In the end 192 patients with genotype 1/4 took 48 weeks of treatment and 45 for 72 weeks. Ninety-six patients with genotype 2/3 took treatment for 24 weeks and 56 for 48 weeks.
Presenter Vincent Sorriano commented that it had been difficult to persuade patients to extend their treatment period and results were “hampered by voluntary withdrawal”.
The Sustained Viral Response (SVR) rates were 49.6% for all patients, 35.6% for genotype 1, 32.6% for genotype 4 and 72.4% for genotype 3 – there were virtually no genotype 2 patients in the study.
Extended treatment did convey additional benefit. SVR results for patients with genotypes 1/4 were 53% for patients who took treatment for 72 weeks and 82% for patients with genotypes 2/3 who took 48 weeks of treatment.
Hepatitis C treatment can appear to be successful, with undetectable HCV viral loads at the end of treatment, but it can then relapse and HCV can reappear, which is why the SVR is measured twelve weeks after the end of treatment and is the measure of treatment success. The relapse rate for patients with genotype 1 was 35% and with genotype 4 was 20%, with few relapsers for genotypes 2/3.
About a third (34.6%) of patients discontinued their treatment with 8.2% doing so for adverse events and 16.4% withdrawing voluntarily. About 15% of patients had their interferon dose reduced for toxicity and about 20% of patients had their ribavirin dose reduced.

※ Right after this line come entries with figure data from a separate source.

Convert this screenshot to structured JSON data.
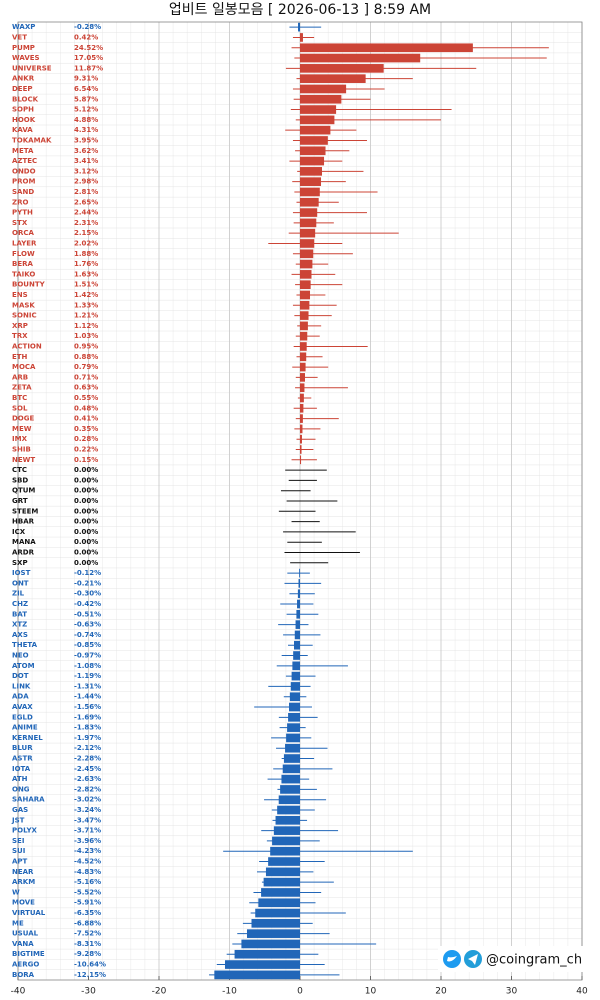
{
  "chart_data": {
    "type": "bar",
    "orientation": "horizontal",
    "title": "업비트 일봉모음 [ 2026-06-13 ]  8:59 AM",
    "watermark": "@coingram_ch",
    "xlim": [
      -40,
      40
    ],
    "xticks": [
      -40,
      -30,
      -20,
      -10,
      0,
      10,
      20,
      30,
      40
    ],
    "grid": true,
    "colors": {
      "up": "#cc4436",
      "flat": "#111111",
      "down": "#2166b8"
    },
    "categories": [
      "WAXP",
      "VET",
      "PUMP",
      "WAVES",
      "UNIVERSE",
      "ANKR",
      "DEEP",
      "BLOCK",
      "SOPH",
      "HOOK",
      "KAVA",
      "TOKAMAK",
      "META",
      "AZTEC",
      "ONDO",
      "PROM",
      "SAND",
      "ZRO",
      "PYTH",
      "STX",
      "ORCA",
      "LAYER",
      "FLOW",
      "BERA",
      "TAIKO",
      "BOUNTY",
      "ENS",
      "MASK",
      "SONIC",
      "XRP",
      "TRX",
      "ACTION",
      "ETH",
      "MOCA",
      "ARB",
      "ZETA",
      "BTC",
      "SOL",
      "DOGE",
      "MEW",
      "IMX",
      "SHIB",
      "NEWT",
      "CTC",
      "SBD",
      "QTUM",
      "GRT",
      "STEEM",
      "HBAR",
      "ICX",
      "MANA",
      "ARDR",
      "SXP",
      "IOST",
      "ONT",
      "ZIL",
      "CHZ",
      "BAT",
      "XTZ",
      "AXS",
      "THETA",
      "NEO",
      "ATOM",
      "DOT",
      "LINK",
      "ADA",
      "AVAX",
      "EGLD",
      "ANIME",
      "KERNEL",
      "BLUR",
      "ASTR",
      "IOTA",
      "ATH",
      "ONG",
      "SAHARA",
      "GAS",
      "JST",
      "POLYX",
      "SEI",
      "SUI",
      "APT",
      "NEAR",
      "ARKM",
      "W",
      "MOVE",
      "VIRTUAL",
      "ME",
      "USUAL",
      "VANA",
      "BIGTIME",
      "AERGO",
      "BORA"
    ],
    "values": [
      -0.28,
      0.42,
      24.52,
      17.05,
      11.87,
      9.31,
      6.54,
      5.87,
      5.12,
      4.88,
      4.31,
      3.95,
      3.62,
      3.41,
      3.12,
      2.98,
      2.81,
      2.65,
      2.44,
      2.31,
      2.15,
      2.02,
      1.88,
      1.76,
      1.63,
      1.51,
      1.42,
      1.33,
      1.21,
      1.12,
      1.03,
      0.95,
      0.88,
      0.79,
      0.71,
      0.63,
      0.55,
      0.48,
      0.41,
      0.35,
      0.28,
      0.22,
      0.15,
      0,
      0,
      0,
      0,
      0,
      0,
      0,
      0,
      0,
      0,
      -0.12,
      -0.21,
      -0.3,
      -0.42,
      -0.51,
      -0.63,
      -0.74,
      -0.85,
      -0.97,
      -1.08,
      -1.19,
      -1.31,
      -1.44,
      -1.56,
      -1.69,
      -1.83,
      -1.97,
      -2.12,
      -2.28,
      -2.45,
      -2.63,
      -2.82,
      -3.02,
      -3.24,
      -3.47,
      -3.71,
      -3.96,
      -4.23,
      -4.52,
      -4.83,
      -5.16,
      -5.52,
      -5.91,
      -6.35,
      -6.88,
      -7.52,
      -8.31,
      -9.28,
      -10.64,
      -12.15
    ],
    "value_labels": [
      "-0.28%",
      "0.42%",
      "24.52%",
      "17.05%",
      "11.87%",
      "9.31%",
      "6.54%",
      "5.87%",
      "5.12%",
      "4.88%",
      "4.31%",
      "3.95%",
      "3.62%",
      "3.41%",
      "3.12%",
      "2.98%",
      "2.81%",
      "2.65%",
      "2.44%",
      "2.31%",
      "2.15%",
      "2.02%",
      "1.88%",
      "1.76%",
      "1.63%",
      "1.51%",
      "1.42%",
      "1.33%",
      "1.21%",
      "1.12%",
      "1.03%",
      "0.95%",
      "0.88%",
      "0.79%",
      "0.71%",
      "0.63%",
      "0.55%",
      "0.48%",
      "0.41%",
      "0.35%",
      "0.28%",
      "0.22%",
      "0.15%",
      "0.00%",
      "0.00%",
      "0.00%",
      "0.00%",
      "0.00%",
      "0.00%",
      "0.00%",
      "0.00%",
      "0.00%",
      "0.00%",
      "-0.12%",
      "-0.21%",
      "-0.30%",
      "-0.42%",
      "-0.51%",
      "-0.63%",
      "-0.74%",
      "-0.85%",
      "-0.97%",
      "-1.08%",
      "-1.19%",
      "-1.31%",
      "-1.44%",
      "-1.56%",
      "-1.69%",
      "-1.83%",
      "-1.97%",
      "-2.12%",
      "-2.28%",
      "-2.45%",
      "-2.63%",
      "-2.82%",
      "-3.02%",
      "-3.24%",
      "-3.47%",
      "-3.71%",
      "-3.96%",
      "-4.23%",
      "-4.52%",
      "-4.83%",
      "-5.16%",
      "-5.52%",
      "-5.91%",
      "-6.35%",
      "-6.88%",
      "-7.52%",
      "-8.31%",
      "-9.28%",
      "-10.64%",
      "-12.15%"
    ],
    "lows": [
      -1.5,
      -1.0,
      -1.2,
      -0.8,
      -2.0,
      -0.5,
      -1.0,
      -0.9,
      -1.3,
      -0.6,
      -2.1,
      -1.0,
      -0.7,
      -1.5,
      -0.4,
      -1.1,
      -0.8,
      -0.5,
      -1.0,
      -0.9,
      -1.6,
      -4.5,
      -1.0,
      -0.6,
      -1.2,
      -0.7,
      -0.5,
      -1.0,
      -0.8,
      -0.4,
      -0.6,
      -0.9,
      -0.5,
      -1.1,
      -0.6,
      -0.7,
      -0.3,
      -0.9,
      -0.6,
      -0.8,
      -0.5,
      -0.6,
      -1.2,
      -2.1,
      -1.6,
      -2.7,
      -1.9,
      -3.0,
      -1.2,
      -2.4,
      -1.8,
      -2.2,
      -1.4,
      -1.8,
      -2.2,
      -1.5,
      -2.8,
      -1.9,
      -3.1,
      -2.4,
      -1.7,
      -2.6,
      -3.3,
      -2.0,
      -4.5,
      -2.3,
      -6.5,
      -3.0,
      -2.9,
      -4.1,
      -3.4,
      -2.6,
      -3.8,
      -4.6,
      -3.2,
      -5.1,
      -4.0,
      -3.9,
      -5.5,
      -4.7,
      -10.9,
      -5.8,
      -6.1,
      -5.4,
      -6.6,
      -7.2,
      -7.0,
      -8.1,
      -8.9,
      -9.6,
      -10.4,
      -11.8,
      -12.9
    ],
    "highs": [
      3.0,
      2.0,
      35.3,
      35.0,
      25.0,
      16.0,
      12.0,
      10.0,
      21.5,
      20.0,
      8.0,
      9.5,
      7.0,
      6.0,
      9.0,
      6.5,
      11.0,
      5.5,
      9.5,
      4.8,
      14.0,
      6.0,
      7.5,
      4.0,
      5.0,
      6.0,
      3.6,
      5.2,
      4.5,
      3.0,
      2.8,
      9.6,
      3.2,
      4.0,
      2.5,
      6.8,
      1.6,
      2.4,
      5.5,
      2.9,
      2.2,
      1.9,
      2.4,
      3.8,
      2.4,
      1.5,
      5.3,
      2.2,
      2.8,
      7.9,
      3.1,
      8.5,
      4.0,
      1.4,
      3.0,
      2.1,
      1.9,
      2.6,
      1.2,
      2.9,
      1.8,
      1.1,
      6.8,
      2.2,
      1.5,
      0.9,
      1.7,
      2.5,
      0.8,
      1.6,
      3.9,
      2.0,
      4.6,
      1.3,
      2.4,
      3.7,
      2.1,
      1.0,
      5.4,
      2.8,
      16.0,
      3.5,
      1.9,
      4.8,
      3.0,
      2.2,
      6.5,
      1.8,
      4.2,
      10.8,
      2.6,
      3.5,
      5.6
    ]
  }
}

The dose-limiting toxicity of ribavirin is usually anaemia. Four had to stop treatment at twelve weeks for this reason, four at 24 weeks and one at 48 weeks.
There was one death attributed to treatment in the trial – a patient who committed suicide, presumably due to the depression which is a notorious side-effect of interferon.
Sorriano contrasted his trial results with those from two previous trials: the APRICOT trial (Torriani), which is the largest study ever conducted in HIV/HCV co-infected patients but used an 800mg fixed dose of ribavirin, and the PISG trial (Fried) which used weight-based ribavirin but in monoinfected patients.
Sorriano said that PRESCO was the largest trial using weight-based ribavirin conducted in co-infected people so far and said that his results justified using this approach in future.